Tuesday, August 12, 2008

Out of Memory

Today my uncle died. He was 74 years old, so it's not that shocking. The perhaps more shocking aspect is that I really don't care. Honestly. He was my father's brother, and we never see my father's family, except weddings, funerals, and bar mitzvahs. I could probably count on my fingers the times I've met Uncle Warren. At least the ones I remember, the ones after babyhood.

My father, on the other hand, cares. His usual way of showing this is to speak openly and honestly about why Warren's death matters to him, without ever giving an impression of emotional impact. Being in touch with feelings is a good thing, but not too closely. That could get dangerous. Bah.

I absolutely do not want to go to the funeral. Not at all. I care very little about anyone who will be there, except for my parents and possibly my sister (possibly she will be there, not possibly I care). But will I go? Maybe Dad will be upset if I obviously don't care, but not too upset if I argue logistics? I have yet to decide how to handle this.

I also feel slightly guilty for not caring. I cry about strangers I read about in the newspaper (rarely, but it happens), but have not the slightest urge to cry for my newly dead uncle.

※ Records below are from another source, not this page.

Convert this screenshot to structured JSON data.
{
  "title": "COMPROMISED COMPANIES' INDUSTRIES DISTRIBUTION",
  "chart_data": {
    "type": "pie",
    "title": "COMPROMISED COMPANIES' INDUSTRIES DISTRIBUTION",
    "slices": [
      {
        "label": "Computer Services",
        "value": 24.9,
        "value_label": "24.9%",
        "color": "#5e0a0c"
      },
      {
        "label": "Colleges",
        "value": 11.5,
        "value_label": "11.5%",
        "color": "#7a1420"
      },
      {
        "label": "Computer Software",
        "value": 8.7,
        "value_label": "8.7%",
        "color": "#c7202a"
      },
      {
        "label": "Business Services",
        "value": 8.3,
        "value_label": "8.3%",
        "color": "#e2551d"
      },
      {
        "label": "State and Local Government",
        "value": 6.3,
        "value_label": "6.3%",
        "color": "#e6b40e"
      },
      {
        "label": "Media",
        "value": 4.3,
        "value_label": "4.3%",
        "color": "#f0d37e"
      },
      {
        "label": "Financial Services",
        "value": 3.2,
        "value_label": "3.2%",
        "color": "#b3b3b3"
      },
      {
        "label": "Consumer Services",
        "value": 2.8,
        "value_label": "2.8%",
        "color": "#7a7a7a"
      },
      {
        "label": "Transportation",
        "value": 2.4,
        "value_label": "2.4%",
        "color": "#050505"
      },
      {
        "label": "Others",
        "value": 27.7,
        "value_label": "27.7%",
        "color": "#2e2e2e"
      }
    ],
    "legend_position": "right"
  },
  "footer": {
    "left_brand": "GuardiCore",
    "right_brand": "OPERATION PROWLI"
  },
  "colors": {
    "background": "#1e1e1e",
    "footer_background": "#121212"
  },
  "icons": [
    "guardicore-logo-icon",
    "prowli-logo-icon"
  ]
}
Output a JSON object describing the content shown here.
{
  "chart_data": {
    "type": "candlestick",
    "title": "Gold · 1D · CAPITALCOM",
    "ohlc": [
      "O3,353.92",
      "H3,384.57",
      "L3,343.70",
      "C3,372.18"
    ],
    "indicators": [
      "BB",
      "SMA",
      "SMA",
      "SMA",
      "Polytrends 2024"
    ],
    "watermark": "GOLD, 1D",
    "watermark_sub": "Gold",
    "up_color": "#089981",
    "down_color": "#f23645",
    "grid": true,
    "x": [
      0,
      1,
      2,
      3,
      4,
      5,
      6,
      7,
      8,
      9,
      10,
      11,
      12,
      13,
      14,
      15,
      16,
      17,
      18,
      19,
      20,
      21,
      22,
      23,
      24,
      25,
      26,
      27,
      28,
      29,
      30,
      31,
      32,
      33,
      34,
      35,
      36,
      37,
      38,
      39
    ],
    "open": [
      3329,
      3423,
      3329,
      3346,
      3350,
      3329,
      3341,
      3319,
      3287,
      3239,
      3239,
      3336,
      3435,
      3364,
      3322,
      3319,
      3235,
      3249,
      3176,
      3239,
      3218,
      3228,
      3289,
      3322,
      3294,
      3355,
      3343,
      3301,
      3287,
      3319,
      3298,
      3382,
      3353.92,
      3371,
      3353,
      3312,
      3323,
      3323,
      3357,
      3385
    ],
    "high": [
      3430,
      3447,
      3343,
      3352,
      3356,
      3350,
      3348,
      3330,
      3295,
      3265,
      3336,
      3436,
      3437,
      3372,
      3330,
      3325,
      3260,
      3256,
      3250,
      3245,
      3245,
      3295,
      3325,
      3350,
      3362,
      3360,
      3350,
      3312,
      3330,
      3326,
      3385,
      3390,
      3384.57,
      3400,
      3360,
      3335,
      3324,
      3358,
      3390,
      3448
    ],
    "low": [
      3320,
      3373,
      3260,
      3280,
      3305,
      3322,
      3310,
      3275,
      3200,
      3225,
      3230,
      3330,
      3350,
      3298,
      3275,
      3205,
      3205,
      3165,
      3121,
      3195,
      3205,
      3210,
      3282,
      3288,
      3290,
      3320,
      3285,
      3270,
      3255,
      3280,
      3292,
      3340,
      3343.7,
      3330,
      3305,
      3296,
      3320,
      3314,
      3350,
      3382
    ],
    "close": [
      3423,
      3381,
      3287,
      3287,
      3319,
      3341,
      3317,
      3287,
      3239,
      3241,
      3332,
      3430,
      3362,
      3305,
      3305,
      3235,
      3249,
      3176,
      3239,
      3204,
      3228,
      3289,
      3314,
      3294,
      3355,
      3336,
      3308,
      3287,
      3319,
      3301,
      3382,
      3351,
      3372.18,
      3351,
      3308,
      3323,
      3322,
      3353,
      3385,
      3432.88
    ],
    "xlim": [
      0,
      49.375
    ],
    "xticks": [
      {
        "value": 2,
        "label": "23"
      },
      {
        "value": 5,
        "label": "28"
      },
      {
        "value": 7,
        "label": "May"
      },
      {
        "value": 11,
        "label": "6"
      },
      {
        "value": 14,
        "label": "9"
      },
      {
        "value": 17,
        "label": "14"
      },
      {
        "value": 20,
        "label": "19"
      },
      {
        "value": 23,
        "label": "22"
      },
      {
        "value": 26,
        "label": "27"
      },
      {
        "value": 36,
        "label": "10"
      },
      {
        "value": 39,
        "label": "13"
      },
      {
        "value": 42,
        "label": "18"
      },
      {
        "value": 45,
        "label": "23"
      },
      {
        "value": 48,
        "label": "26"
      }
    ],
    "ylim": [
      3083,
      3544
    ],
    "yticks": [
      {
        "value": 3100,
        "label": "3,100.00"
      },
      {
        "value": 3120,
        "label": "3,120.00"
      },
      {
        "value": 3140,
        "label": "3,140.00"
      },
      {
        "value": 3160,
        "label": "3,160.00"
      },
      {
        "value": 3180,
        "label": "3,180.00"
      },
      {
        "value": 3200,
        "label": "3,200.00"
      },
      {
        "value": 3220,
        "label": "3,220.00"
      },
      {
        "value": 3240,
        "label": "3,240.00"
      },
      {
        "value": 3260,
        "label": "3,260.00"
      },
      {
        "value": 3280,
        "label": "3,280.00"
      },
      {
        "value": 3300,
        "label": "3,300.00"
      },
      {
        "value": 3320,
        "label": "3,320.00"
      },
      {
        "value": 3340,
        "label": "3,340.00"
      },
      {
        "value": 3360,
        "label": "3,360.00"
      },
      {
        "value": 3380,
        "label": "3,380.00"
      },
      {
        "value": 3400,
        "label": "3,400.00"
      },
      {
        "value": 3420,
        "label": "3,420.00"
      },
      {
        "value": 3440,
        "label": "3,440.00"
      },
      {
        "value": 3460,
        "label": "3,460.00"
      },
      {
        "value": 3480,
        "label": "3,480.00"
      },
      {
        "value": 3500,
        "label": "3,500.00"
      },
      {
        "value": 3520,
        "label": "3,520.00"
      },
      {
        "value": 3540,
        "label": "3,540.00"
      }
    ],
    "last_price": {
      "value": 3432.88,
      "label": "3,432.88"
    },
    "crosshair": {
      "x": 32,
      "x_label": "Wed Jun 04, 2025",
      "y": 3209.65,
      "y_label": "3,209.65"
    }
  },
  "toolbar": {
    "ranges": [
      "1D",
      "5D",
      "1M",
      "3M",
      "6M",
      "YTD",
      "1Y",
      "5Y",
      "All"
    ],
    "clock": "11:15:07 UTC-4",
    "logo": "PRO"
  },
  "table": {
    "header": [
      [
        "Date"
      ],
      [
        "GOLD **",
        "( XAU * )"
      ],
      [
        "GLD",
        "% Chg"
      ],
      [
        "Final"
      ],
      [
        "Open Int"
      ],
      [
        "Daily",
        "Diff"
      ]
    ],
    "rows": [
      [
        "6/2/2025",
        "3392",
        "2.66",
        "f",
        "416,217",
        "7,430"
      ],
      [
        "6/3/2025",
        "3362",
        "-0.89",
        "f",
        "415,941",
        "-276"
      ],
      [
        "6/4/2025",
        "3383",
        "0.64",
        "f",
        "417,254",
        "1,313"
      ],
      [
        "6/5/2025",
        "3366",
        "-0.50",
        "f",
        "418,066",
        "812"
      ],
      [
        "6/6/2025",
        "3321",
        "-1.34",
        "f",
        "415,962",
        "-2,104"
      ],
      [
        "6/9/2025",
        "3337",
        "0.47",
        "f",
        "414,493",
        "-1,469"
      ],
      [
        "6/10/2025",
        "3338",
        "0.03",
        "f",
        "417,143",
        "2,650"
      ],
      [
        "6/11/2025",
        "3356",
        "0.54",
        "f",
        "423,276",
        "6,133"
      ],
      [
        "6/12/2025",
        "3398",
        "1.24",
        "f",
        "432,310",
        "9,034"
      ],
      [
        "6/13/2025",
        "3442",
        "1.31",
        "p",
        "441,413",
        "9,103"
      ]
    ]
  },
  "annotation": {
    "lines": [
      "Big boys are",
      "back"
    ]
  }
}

Oh well. RIP Warren Baltimore, 1934-2008. I'm sure you were worth getting to know better than I did. I'm sorry you and Dad never understood each other enough to make any lasting relationship work. I wish y'all had either gotten over your estrangement or given me some sort of explanation behind it. Sorry I never made it out to Nantucket to visit you. Not sorry I never made it out to Ohio to visit you when you were there. Hope the democratic party there can make it without you. I certainly can, and for that I am also sorry.